Kedengarannya, apa yang dilakukan anak itu hanya hal yang sederhana. Tapi gue nggak yakin ada banyak anak seumuran dia yang memahami etika seperti itu. Jangankan anak kecil deh, yang udah tua-tua aja masih banyak yang nggak tau tata krama kok. Kita suka ogah memberi jalan kepada orang yang ingin lewat baik di dalam lift maupun di dalam kendaraan umum. Kita suka ‘lupa’ bahwa mengucapkan kata tolong, maaf, dan terima kasih adalah sopan santun yang tidak boleh kita lewatkan. Kita juga suka tidak peduli dengan kenyamanan dan keselamatan orang-orang yang tidak kita kenal.
Selain itu, bertambahnya usia juga membuat kita semakin mati rasa sama yang namanya etika pergaulan. Kita sudah tidak lagi merasa bersalah saat mengucapkan kata-kata yang tingkat bahasanya setara dengan bahasa preman. Kita juga sudah tidak peduli lagi dengan berbagai jenis tata tertib, entah itu tata tertib lalu lintas, budaya mengantri, dan lain sebagainya yang waktu TK dulu selalu diajarkan oleh sang Ibu Guru. Padahal seharusnya, sebagai manusia dewasa kita sudah mampu membedakan mana yang baik dan mana yang buruk. Tapi toh faktanya, semakin dewasa justru membuat hati nurani kita semakin tumpul terhadap berbagai macam aturan di dunia ini.

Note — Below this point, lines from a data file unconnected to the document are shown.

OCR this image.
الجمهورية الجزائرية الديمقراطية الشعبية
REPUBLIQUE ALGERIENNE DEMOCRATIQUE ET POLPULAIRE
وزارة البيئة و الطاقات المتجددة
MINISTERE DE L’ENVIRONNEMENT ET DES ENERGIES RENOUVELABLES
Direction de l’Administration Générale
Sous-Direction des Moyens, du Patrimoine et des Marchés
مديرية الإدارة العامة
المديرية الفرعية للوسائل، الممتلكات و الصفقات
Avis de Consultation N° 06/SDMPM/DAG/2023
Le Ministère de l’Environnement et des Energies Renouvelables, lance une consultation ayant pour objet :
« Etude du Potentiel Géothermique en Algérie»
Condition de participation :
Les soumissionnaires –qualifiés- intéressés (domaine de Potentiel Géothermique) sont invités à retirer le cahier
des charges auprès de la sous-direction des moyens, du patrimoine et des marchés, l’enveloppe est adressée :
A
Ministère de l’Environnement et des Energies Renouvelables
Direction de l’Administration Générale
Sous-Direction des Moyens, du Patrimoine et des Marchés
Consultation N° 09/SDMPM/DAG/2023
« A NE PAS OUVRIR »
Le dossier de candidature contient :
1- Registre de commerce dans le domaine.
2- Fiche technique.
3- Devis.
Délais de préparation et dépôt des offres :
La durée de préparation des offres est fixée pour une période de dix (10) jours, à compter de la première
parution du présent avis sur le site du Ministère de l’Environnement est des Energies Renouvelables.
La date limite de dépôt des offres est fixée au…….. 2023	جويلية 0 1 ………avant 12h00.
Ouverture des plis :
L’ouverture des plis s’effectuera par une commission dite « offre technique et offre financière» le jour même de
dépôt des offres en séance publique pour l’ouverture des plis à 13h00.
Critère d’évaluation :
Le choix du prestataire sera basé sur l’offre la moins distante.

Anak perempuan di Plaza Semanggi itu kemungkinan besar dididik sangat baik oleh orang tuanya. Dan semoga, kerasnya hidup tidak akan banyak mengurangi idealismenya itu. Makanya, kalo gue punya anak nanti, akan gue ajarkan dia bahwa meskipun orang lain tidak bisa menjaga kesopanannya, bukan berarti dia boleh ikut-ikutan bersikap seenaknya. Karena bagaimanapun, sopan santun adalah cara kita untuk menjaga hubungan baik dengan sesama manusia. So guys, let’s start behaving good okay?